Le Brexit sera un Brexit « dur »

Plus tôt cette semaine, la Première Ministre du Royaume-Uni de Grande-Bretagne et d'Irlande du Nord (« RU ») et chef du parti conservateur, Mme Theresa May, a détaillé sa feuille de route pour le retrait du RU de l'Union européenne (« UE »). À ce titre, Mme May a notamment annoncé que:

  • Le RU quittera le marché unique européen, mais s'efforcera néanmoins d'obtenir des conditions favorables de libre-échange avec l'ensemble des pays de l'UE;
  • La Grande-Bretagne adoptera une approche globale en se tournant vers les autres pays du monde avec lesquels elle négociera des accords de libre-échange audacieux et ambitieux;
  • Une entente transitoire et intérimaire avec l'UE serait privilégiée en ayant pour but d'atténuer l'impact des changements proposés sur le secteur privé;
  • Les deux chambres du Parlement se prononceront sur toute entente, le cas échéant, conclue avec l'UE;

Pour le RU, les conséquences de son retrait de l'UE sont importantes, particulièrement après que Mme May eut confirmé que le RU ne visait :

« (…) pas d'appartenance partielle à l'UE, pas de statut de membre associé à l'UE ou tout autre statut qui nous laisserait un pied dedans et un pied dehors. Nous ne cherchons pas à conserver des relations privilégiées avec l'UE puisque nous partons. Le Royaume-Uni quitte l'Union européenne et mon travail est d'obtenir le bon accord pour la Grande-Bretagne. »

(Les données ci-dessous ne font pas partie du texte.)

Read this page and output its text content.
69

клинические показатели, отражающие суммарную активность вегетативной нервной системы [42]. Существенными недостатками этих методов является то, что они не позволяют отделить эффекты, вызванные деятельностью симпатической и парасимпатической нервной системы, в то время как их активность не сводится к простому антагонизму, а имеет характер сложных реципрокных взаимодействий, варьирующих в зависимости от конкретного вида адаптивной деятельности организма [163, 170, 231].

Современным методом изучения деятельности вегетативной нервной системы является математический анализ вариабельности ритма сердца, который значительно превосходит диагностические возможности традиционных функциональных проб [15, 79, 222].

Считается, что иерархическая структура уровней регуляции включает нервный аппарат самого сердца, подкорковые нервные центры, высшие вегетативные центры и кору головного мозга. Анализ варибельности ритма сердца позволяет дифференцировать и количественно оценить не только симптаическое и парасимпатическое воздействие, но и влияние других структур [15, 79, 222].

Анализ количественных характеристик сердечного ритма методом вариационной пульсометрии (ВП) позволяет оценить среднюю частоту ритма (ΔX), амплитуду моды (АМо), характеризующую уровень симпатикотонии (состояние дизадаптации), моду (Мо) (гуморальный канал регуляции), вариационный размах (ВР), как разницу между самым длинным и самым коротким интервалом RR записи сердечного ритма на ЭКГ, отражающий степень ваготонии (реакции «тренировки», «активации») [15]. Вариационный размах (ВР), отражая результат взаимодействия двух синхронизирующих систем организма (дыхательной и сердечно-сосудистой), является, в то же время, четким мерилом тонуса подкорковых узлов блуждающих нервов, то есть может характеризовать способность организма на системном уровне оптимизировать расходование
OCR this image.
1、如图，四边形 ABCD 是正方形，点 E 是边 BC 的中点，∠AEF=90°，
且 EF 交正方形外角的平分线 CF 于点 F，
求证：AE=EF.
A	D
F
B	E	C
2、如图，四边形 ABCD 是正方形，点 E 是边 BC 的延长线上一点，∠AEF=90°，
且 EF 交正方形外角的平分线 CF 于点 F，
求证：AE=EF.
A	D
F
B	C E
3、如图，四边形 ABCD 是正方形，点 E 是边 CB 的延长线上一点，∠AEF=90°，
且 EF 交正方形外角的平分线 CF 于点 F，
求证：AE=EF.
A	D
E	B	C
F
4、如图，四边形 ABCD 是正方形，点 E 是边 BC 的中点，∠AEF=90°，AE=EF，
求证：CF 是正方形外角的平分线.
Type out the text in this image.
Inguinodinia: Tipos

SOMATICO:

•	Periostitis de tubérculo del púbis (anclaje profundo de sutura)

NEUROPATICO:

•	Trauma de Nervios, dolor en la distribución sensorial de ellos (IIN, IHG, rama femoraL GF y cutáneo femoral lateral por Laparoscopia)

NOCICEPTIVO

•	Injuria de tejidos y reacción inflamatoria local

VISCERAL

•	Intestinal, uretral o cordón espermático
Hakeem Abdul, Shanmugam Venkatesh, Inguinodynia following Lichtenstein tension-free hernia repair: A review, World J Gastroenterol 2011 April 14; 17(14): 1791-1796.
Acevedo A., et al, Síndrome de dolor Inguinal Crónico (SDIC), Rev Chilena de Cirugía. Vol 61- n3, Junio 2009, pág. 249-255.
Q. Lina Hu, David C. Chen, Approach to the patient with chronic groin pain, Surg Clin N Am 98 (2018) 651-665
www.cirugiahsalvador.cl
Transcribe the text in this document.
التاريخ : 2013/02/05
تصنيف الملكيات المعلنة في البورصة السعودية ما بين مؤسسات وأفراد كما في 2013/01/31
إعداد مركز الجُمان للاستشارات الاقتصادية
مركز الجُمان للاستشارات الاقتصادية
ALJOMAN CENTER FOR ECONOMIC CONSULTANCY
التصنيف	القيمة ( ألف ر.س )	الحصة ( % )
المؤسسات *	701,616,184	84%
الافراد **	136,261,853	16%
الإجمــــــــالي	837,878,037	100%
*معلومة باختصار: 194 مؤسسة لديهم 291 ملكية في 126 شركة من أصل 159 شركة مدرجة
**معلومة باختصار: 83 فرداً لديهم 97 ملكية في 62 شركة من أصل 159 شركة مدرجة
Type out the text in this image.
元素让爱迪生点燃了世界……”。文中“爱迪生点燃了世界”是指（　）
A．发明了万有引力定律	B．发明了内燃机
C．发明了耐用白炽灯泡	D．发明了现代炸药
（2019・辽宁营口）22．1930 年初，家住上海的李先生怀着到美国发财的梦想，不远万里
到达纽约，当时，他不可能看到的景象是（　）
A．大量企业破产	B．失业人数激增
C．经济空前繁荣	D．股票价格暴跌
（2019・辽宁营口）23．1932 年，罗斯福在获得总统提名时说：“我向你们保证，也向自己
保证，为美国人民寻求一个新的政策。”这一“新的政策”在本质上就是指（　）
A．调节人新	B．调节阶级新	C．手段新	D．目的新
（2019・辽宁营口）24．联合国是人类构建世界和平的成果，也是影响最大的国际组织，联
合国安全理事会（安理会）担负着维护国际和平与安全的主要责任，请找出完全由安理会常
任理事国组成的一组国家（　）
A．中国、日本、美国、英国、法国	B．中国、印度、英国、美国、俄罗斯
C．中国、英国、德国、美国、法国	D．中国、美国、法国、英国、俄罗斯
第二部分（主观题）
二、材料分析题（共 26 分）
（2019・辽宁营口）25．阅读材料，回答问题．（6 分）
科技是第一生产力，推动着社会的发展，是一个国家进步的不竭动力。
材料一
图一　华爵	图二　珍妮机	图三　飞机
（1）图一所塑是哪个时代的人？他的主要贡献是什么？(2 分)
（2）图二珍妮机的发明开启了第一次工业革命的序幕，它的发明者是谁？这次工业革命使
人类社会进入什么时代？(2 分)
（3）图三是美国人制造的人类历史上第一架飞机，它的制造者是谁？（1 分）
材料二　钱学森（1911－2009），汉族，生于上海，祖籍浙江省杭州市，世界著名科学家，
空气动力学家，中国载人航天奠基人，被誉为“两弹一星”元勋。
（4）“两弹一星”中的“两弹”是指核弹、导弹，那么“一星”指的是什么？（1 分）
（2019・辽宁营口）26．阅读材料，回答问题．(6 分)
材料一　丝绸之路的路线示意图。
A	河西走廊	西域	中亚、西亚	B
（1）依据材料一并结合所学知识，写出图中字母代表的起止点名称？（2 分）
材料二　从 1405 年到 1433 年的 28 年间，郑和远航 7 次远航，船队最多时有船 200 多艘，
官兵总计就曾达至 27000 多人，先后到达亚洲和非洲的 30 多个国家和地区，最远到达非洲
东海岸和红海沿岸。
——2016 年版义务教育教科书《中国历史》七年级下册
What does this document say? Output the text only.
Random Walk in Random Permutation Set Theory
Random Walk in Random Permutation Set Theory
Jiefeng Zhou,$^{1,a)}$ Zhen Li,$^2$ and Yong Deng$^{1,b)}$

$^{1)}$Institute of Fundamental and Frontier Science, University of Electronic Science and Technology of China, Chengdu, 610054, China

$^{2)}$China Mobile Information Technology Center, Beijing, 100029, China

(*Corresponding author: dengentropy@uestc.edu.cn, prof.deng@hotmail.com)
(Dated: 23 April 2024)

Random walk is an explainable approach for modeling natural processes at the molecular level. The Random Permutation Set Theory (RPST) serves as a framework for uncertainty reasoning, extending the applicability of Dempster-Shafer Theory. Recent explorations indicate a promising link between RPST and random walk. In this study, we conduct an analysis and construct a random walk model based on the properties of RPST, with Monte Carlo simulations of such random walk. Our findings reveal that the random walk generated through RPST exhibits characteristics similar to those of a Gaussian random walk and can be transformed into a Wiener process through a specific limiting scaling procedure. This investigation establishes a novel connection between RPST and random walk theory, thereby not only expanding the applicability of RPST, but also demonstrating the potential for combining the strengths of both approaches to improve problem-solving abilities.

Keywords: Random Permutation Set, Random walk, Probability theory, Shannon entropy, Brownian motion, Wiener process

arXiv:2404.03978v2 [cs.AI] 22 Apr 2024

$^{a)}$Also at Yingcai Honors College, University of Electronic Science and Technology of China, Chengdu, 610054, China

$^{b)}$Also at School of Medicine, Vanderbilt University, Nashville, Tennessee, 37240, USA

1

Autrement dit, le RU n'entend pas adopter le « modèle suisse », le « modèle norvégien », ou tout autre modèle existant, mais souhaite plutôt négocier en défendant ses propres intérêts en concluant un accord sur des mesures qui lui seraient favorables, ou pas.

En définitive, il faudra plusieurs années pour négocier un tel accord si l'on se fie au règlement des modalités de retrait du Groenland de l'UE, intervenu en 1985 et qui aura duré trois ans, malgré le fait que les enjeux économiques et politiques étaient bien loin de présenter le même degré de complexité.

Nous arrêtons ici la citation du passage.